The plaintiff’s ongoing and constant pain, which, several times a day, flares-up to the level of being sharp or severe, is a factor of importance which I take into account in the present case. 

(ii)       The injury is to the plaintiff’s dominant arm.  Thus, pain and difficulty is associated with what she has described as “most day-to-day tasks”.  She has sworn that things such as vacuuming and mopping cause sharp pain in the elbow and that even simple tasks such as peeling vegetables or combing her hair are painful.

(iii)      In applications of this nature, the credit of the plaintiff is usually important.  As was said by Brooking J in Palmer Tube Mills (Aust) Pty Ltd & Anor v Semi (1998) 4 VR 439 at [448]:

“Moreover, in "serious injury" applications the credit of the applicant is of great importance, …”

This observation was referred to more recently by the Court of Appeal in Papamanos v Commonwealth Bank of Australia [2014] VSCA 167.

As earlier stated, I accept the plaintiff as a witness of truth and her credit was not the subject of any significant attack.  Thus, I accept what she has sworn in her affidavits and the histories and descriptions of symptoms which she has given to medical examiners.

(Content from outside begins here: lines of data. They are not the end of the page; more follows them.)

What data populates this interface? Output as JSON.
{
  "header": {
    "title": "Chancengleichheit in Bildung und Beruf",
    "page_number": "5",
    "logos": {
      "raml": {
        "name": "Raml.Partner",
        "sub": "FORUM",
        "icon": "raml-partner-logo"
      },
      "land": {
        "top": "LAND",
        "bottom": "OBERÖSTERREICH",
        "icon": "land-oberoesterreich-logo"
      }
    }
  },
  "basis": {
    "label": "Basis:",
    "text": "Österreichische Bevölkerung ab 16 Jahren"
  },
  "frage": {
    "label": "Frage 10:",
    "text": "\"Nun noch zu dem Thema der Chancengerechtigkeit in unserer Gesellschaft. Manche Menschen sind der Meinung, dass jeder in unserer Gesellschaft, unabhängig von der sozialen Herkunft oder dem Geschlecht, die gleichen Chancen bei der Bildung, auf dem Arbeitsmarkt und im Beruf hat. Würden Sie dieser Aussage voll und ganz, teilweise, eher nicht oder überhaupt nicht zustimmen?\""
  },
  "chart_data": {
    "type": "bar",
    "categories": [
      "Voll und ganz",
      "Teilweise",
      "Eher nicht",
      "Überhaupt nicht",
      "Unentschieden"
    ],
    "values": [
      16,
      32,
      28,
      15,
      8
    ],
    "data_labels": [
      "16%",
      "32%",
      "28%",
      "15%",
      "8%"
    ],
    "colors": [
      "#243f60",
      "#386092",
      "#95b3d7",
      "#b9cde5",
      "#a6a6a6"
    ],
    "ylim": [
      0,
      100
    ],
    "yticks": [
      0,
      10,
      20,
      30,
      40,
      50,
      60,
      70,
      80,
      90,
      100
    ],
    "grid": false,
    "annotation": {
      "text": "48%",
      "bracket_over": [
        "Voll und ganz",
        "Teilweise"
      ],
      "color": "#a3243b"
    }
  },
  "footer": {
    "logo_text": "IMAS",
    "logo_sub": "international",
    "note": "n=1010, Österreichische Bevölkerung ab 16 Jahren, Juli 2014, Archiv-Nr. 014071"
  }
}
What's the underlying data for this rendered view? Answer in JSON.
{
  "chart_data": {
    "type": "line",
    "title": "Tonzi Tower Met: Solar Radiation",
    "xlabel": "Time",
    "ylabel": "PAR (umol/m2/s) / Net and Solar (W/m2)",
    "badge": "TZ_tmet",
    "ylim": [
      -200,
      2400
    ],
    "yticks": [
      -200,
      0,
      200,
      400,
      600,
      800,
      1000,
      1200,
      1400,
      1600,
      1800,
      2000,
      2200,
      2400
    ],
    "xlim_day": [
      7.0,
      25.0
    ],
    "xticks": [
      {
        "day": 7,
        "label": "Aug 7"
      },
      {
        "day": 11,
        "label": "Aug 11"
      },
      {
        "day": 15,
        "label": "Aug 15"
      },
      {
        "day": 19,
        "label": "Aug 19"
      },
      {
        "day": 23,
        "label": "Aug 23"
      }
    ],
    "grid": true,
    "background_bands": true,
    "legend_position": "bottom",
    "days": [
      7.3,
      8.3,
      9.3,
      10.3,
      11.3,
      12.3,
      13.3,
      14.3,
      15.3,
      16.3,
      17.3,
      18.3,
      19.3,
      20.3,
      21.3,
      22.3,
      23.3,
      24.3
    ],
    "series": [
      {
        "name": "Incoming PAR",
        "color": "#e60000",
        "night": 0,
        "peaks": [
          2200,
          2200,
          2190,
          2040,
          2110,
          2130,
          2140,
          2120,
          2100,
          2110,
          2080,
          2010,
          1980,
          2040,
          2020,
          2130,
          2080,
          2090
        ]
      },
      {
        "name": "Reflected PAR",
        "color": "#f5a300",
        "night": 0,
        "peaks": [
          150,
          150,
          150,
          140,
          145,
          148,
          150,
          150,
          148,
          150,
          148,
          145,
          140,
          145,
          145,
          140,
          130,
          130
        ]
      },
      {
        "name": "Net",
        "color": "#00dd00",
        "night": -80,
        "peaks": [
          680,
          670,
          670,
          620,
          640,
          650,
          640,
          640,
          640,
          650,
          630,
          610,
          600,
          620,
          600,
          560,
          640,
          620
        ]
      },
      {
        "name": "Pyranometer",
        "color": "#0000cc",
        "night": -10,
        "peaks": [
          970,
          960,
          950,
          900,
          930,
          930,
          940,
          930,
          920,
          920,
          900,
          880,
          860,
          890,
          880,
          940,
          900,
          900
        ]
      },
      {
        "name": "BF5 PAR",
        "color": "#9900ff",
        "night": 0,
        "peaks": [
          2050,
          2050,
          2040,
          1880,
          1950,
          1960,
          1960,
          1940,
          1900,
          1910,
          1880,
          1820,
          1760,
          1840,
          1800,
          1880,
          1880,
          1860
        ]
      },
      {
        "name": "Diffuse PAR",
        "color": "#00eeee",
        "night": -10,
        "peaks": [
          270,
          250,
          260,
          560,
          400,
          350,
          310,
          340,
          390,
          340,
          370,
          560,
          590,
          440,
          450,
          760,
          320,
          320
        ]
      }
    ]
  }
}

(iv)      The age of the plaintiff is another matter which I have borne in mind.  She is aged 45 years.  Whilst she has suffered from various health problems, such as hypertension, there is no suggestion that physical conditions of this nature are likely to impact upon her life expectancy.  Her problems of mental illness are under the care of Dr Hodgson.  It is not suggested in the medical material that she has anything other than a normal life expectancy.  If that be so, she probably faces several decades of pain and suffering as a result of the injury arising from the Ford work.

(v)       In relation to medication consumed, the plaintiff takes one to two Panadeine Forte per day and two to three Endone, an opioid.  True it is that the Endone was prescribed for the plaintiff’s foot problem, but she has sworn that this helps her elbow problem and that she has informed her doctor of this.  She gave evidence that she is not supposed to mix the Panadeine with the Endone, so that she usually takes the Panadeine  early in the day and the Endone later on in the day and at night – see T31 and 32.  Thus, whilst the Endone is used for her pain, both in the foot and in the right arm, she is consuming comparatively powerful medication to assist with her elbow pain.  This is some barometer of her pain level. 

(vi)      The plaintiff is now unable to work.  I appreciate that there is no claim before me based upon economic loss.  The plaintiff seems to have worked quite restricted hours in order to supplement her disability pension within the permissible limits.  However, the ability to supplement her income in this fashion has been removed, along with any satisfaction or enjoyment she may have obtained from being able to do some part-time work.

(vii)     In summary, the consequences of the injury to the plaintiff’s dominant arm – an injury established or confirmed by radiology and the subject surgery – are present on a daily basis.  They include pain which is constant and which rises to the level of being sharp or severe every day.  There has been quite gross interference with her capacity to perform simple, everyday tasks.

Conclusion

70     In relation to the right elbow injury, the plaintiff is successful.  She has discharged the burden of proof.  I am satisfied that the consequences of her impairment  or loss of a body function could, when the relevant comparison is made, be fairly described as being more than significant or marked, and as being at least very considerable.  Leave is given to her to bring proceedings for pain and suffering damages.

71     In relation to the claim based upon mental or behavioural disturbance or disorder, the plaintiff has failed to discharge the burden of proof.

72     I shall hear the parties as to any ancillary orders that are required.